Gençlik cesaret ister

Abone Ol

İnsan ömrünün en ideal çağı: Gençlik! Çocukluktan çıkıp yetişkinliğe henüz varamadan yaşanan mevsim. Tecrübenin olmasa da güç ve kuvvetin sembol çağı. Hep oradan geçilir bilgeliğe. Gençliği iyi dokunmuş bir kumaş olanların yaşlılıkları da bir derviş abası olur. Kırk yanı yamalı aba bu hayatta görmüş geçirmişliğin de bir ifadesi neden olmasın? Çocukluk bir yere uzanma çağı değil, zira o gençliğe benzemez. Çocuklar birden yetişkinliğe tırmanmak isterler. Ne olacaksın sorusuna verdikleri cevaplara bir bakın, hiçbiri gençlik arzuları değildir. Yetişkin mesleklerini düşlerler. Farsçada “hazine” anlamına geliyor genç. Bir temenniyi dile getiren yakıştırmadır bu. Yani “gençliğini boş yere harcayanlar servetlerini heba etmiş olurlar” nasihatini içerisinde barındırır.

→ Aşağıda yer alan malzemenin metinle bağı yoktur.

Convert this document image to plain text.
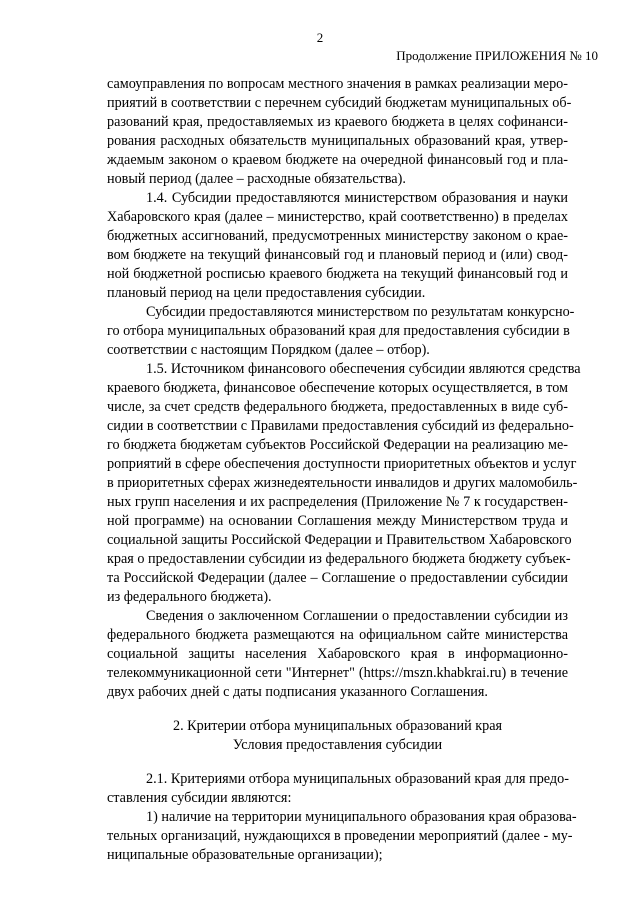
2
Продолжение ПРИЛОЖЕНИЯ № 10
самоуправления по вопросам местного значения в рамках реализации меро-
приятий в соответствии с перечнем субсидий бюджетам муниципальных об-
разований края, предоставляемых из краевого бюджета в целях софинанси-
рования расходных обязательств муниципальных образований края, утвер-
ждаемым законом о краевом бюджете на очередной финансовый год и пла-
новый период (далее – расходные обязательства).
1.4. Субсидии предоставляются министерством образования и науки
Хабаровского края (далее – министерство, край соответственно) в пределах
бюджетных ассигнований, предусмотренных министерству законом о крае-
вом бюджете на текущий финансовый год и плановый период и (или) свод-
ной бюджетной росписью краевого бюджета на текущий финансовый год и
плановый период на цели предоставления субсидии.
Субсидии предоставляются министерством по результатам конкурсно-
го отбора муниципальных образований края для предоставления субсидии в
соответствии с настоящим Порядком (далее – отбор).
1.5. Источником финансового обеспечения субсидии являются средства
краевого бюджета, финансовое обеспечение которых осуществляется, в том
числе, за счет средств федерального бюджета, предоставленных в виде суб-
сидии в соответствии с Правилами предоставления субсидий из федерально-
го бюджета бюджетам субъектов Российской Федерации на реализацию ме-
роприятий в сфере обеспечения доступности приоритетных объектов и услуг
в приоритетных сферах жизнедеятельности инвалидов и других маломобиль-
ных групп населения и их распределения (Приложение № 7 к государствен-
ной программе) на основании Соглашения между Министерством труда и
социальной защиты Российской Федерации и Правительством Хабаровского
края о предоставлении субсидии из федерального бюджета бюджету субъек-
та Российской Федерации (далее – Соглашение о предоставлении субсидии
из федерального бюджета).
Сведения о заключенном Соглашении о предоставлении субсидии из
федерального бюджета размещаются на официальном сайте министерства
социальной защиты населения Хабаровского края в информационно-
телекоммуникационной сети "Интернет" (https://mszn.khabkrai.ru) в течение
двух рабочих дней с даты подписания указанного Соглашения.
2. Критерии отбора муниципальных образований края
Условия предоставления субсидии
2.1. Критериями отбора муниципальных образований края для предо-
ставления субсидии являются:
1) наличие на территории муниципального образования края образова-
тельных организаций, нуждающихся в проведении мероприятий (далее - му-
ниципальные образовательные организации);
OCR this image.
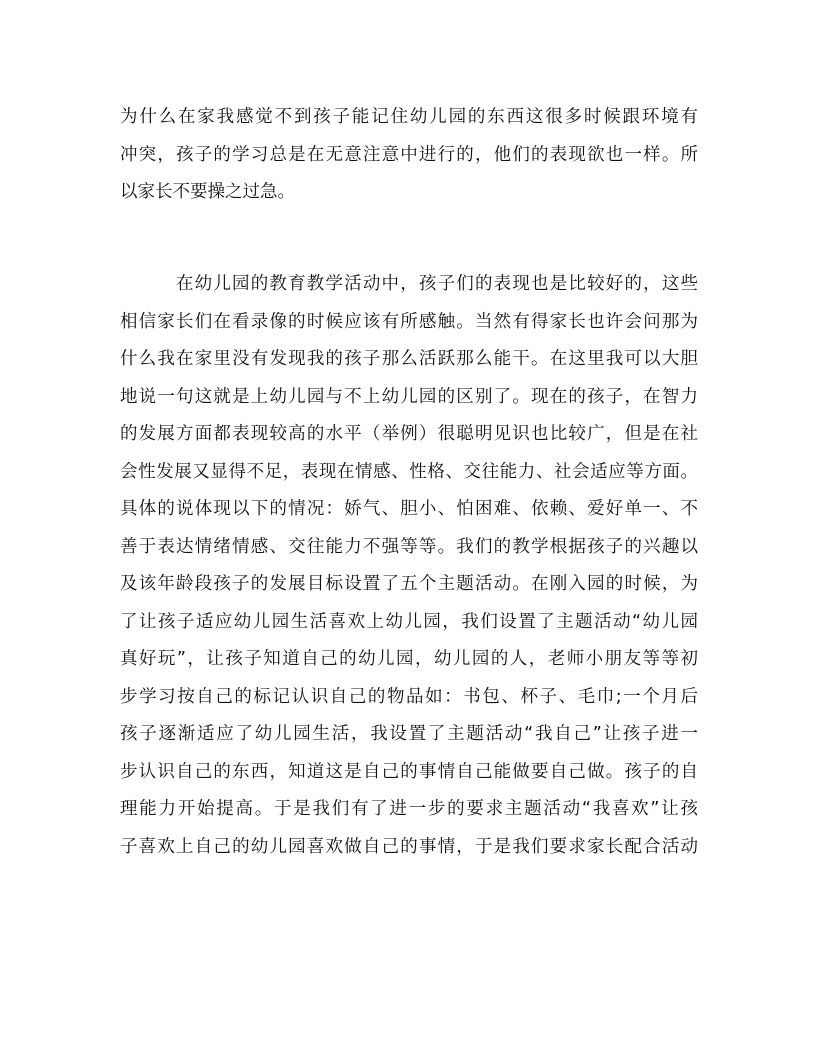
为什么在家我感觉不到孩子能记住幼儿园的东西这很多时候跟环境有
冲突，孩子的学习总是在无意注意中进行的，他们的表现欲也一样。所
以家长不要操之过急。
在幼儿园的教育教学活动中，孩子们的表现也是比较好的，这些
相信家长们在看录像的时候应该有所感触。当然有得家长也许会问那为
什么我在家里没有发现我的孩子那么活跃那么能干。在这里我可以大胆
地说一句这就是上幼儿园与不上幼儿园的区别了。现在的孩子，在智力
的发展方面都表现较高的水平（举例）很聪明见识也比较广，但是在社
会性发展又显得不足，表现在情感、性格、交往能力、社会适应等方面。
具体的说体现以下的情况：娇气、胆小、怕困难、依赖、爱好单一、不
善于表达情绪情感、交往能力不强等等。我们的教学根据孩子的兴趣以
及该年龄段孩子的发展目标设置了五个主题活动。在刚入园的时候，为
了让孩子适应幼儿园生活喜欢上幼儿园，我们设置了主题活动“幼儿园
真好玩”，让孩子知道自己的幼儿园，幼儿园的人，老师小朋友等等初
步学习按自己的标记认识自己的物品如：书包、杯子、毛巾;一个月后
孩子逐渐适应了幼儿园生活，我设置了主题活动“我自己”让孩子进一
步认识自己的东西，知道这是自己的事情自己能做要自己做。孩子的自
理能力开始提高。于是我们有了进一步的要求主题活动“我喜欢”让孩
子喜欢上自己的幼儿园喜欢做自己的事情，于是我们要求家长配合活动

Gençlik çağı insan ömrünün en çetin sınavına muhatap olduğu çağdır. Çünkü arzular ve istekler doruk noktada, duygular mantıkla sürekli mücadele halindedir. Bu yüzden şayet Yusuf olmaya güç yetirememişse “günaha temayül” mevsimidir bu mevsim. Fikirler de öyledir, şayet arkalarında bir gençlik gücü bırakmışlarsa kendilerini gelecek zamanlara yayma şansını yakalamış olurlar. Fikret’in Haluk’u, Mehmet Akif’in Âsım’ı, Necip Fazıl’ın Mehmet’i, Sezai Karakoç’un Taha’sı hep bu fikre dönük idealin ümit ışıklarıdır.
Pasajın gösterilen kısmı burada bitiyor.